Wirklich etwas können
oder „Mehr scheinen als sein“?
Im März-„RotFuchs“ schrieb Nico Jühe, einer der jungen Autoren, die in unserer Zeitschrift jetzt öfter das Wort erhalten, den wichtigen Satz: „… Der ,RotFuchs‘ ist ein erbauliches Medium, wenngleich ich gestehen muß, daß mir der Meinungsstreit, das produktive Austauschen von Standpunkten, noch zu kurz kommt“. Dem stimme ich als 76jähriger Rentner zu. Um die Diskussion zu beleben, will ich ein Problem aufwerfen.
Die derzeit tonangebenden Medien trichtern jungen Menschen beharrlich folgendes ein: „Wenn Ihr etwas werden wollt, dann müßt Ihr Euch gut verkaufen.“ Sogar entsprechende „Weiterbildungsmaßnahmen“ für „richtiges Bewerben“ werden angeboten. Wie in der gesamten „Branche“ heißt die Devise: Mehr scheinen als sein. Dabei muß keineswegs drin sein, was draufsteht. Mit dieser Lebensphilosophie ist an Falschheit alles möglich.
Ein solcher „Stil“, den wir nicht gewohnt waren, wurde 1990 auch einstigen DDR-Bürgern aufgezwungen, mußten wir uns doch nun um eine Arbeitsstelle oder einen Studienplatz bewerben.
Allerdings wäre es wohl kaum einem DDR-Bürger eingefallen, sich um eine Leitungsfunktion – heute nennt man das Managerposten – in der Wirtschaft oder um ein politisches Amt zu bewerben. Die Besetzung freier Stellen wurde ganz anders geregelt.
Meist lud die jeweilige Leitung von sich aus Kollegen ein, die aufgrund ihres Gesamtverhaltens und bisheriger Arbeitsergebnisse ins Auge gefaßt worden waren. Man fragte sie, ob sie die angebotene Position übernehmen wollten.

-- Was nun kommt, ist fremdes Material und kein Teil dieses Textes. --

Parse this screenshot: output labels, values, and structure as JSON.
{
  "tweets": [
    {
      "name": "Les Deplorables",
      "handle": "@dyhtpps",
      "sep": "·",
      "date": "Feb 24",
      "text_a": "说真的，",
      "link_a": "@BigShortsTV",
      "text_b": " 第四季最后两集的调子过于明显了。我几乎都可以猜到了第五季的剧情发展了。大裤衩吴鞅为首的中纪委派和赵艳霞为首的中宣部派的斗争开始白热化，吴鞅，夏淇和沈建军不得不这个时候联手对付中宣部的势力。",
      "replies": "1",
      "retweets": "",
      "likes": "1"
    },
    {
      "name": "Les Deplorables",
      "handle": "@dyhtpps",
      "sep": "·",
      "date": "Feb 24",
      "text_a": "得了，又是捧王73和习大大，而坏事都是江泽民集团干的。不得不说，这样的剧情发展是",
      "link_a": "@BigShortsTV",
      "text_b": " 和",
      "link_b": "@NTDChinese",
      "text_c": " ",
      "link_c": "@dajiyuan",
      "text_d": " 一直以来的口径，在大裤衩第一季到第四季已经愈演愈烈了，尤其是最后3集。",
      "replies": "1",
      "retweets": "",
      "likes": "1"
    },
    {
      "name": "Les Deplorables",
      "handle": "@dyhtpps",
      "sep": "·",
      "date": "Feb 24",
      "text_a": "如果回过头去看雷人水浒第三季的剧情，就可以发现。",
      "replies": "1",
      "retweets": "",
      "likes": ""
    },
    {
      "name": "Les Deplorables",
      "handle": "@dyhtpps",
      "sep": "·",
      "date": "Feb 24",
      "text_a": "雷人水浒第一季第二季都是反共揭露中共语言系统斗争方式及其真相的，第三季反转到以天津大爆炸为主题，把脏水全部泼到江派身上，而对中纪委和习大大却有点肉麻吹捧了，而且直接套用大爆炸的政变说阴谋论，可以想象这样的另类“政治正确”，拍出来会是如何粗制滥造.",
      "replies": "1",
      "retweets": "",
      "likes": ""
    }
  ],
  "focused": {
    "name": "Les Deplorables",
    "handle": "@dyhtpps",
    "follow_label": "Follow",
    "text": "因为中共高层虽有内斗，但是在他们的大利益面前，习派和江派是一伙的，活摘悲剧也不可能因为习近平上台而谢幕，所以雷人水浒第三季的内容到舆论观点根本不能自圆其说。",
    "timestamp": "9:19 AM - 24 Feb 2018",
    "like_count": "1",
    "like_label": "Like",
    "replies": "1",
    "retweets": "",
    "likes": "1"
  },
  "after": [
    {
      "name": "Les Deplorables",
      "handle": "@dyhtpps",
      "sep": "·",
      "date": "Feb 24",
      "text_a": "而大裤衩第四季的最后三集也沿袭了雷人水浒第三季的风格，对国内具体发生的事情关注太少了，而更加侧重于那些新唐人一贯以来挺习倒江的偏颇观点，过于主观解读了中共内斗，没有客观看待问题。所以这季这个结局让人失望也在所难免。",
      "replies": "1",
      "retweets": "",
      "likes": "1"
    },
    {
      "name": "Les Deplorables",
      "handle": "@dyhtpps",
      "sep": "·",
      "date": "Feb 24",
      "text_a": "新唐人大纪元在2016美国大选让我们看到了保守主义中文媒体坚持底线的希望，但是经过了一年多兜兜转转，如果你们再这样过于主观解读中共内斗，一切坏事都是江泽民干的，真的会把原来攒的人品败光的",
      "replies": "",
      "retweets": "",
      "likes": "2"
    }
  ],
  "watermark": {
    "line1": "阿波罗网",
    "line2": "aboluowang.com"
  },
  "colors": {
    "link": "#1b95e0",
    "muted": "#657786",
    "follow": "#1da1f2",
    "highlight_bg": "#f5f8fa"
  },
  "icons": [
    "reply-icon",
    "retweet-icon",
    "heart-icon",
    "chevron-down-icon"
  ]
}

Die Betreffenden konnten verhandeln, ablehnen oder zusagen. –Häufig stellten Verantwortliche auch fest, daß hier oder dort aus diesem oder jenem Grunde eine Neubesetzung erforderlich sei. Waren die in Erwägung Gezogenen SED-Mitglieder, dann konnte es durchaus passieren, daß sie den Parteiauftrag erhielten, eine bestimmte Aufgabe zu übernehmen. Um ein solches Angebot abzulehnen, bedurfte es überzeugender Argumente oder begründeter Einwände.
Was ist nun besser: sich gut zu verkaufen oder auf Grund seiner Persönlichkeit und gezeigter Leistungen „aufzusteigen“? Im ersten Fall ist immer damit zu rechnen, daß die Betreffenden Erwartungen nicht erfüllen können, wenn sie „zu dick“ aufgetragen haben, was zur Angst vor Entdeckung führt. Im zweiten Fall ist man in der Regel bemüht, ohne Furcht sein Bestes zu geben.
Natürlich gab es auch in der DDR hier und dort „Vetternwirtschaft“, bei der frei gewordene Positionen an persönliche Freunde oder Bewunderer ihrer Chefs vergeben wurden. Doch ganz überwiegend spielten bei der Auswahl von Kandidaten sachliche Kriterien die entscheidende Rolle. Auf Defizite hat ja Rudolf Krause in seinem Beitrag „Als das ,Ohr an der Masse‘ taub wurde“ im April-RF zu Recht verwiesen.
Bei einem neuen sozialistischen Anlauf müßten Garantien dafür geschaffen werden, daß sachlich oder charakterlich ungeeignete Funktionsinhaber sowie Personen, die ihre Macht mißbrauchen, generell rasch ersetzt werden können.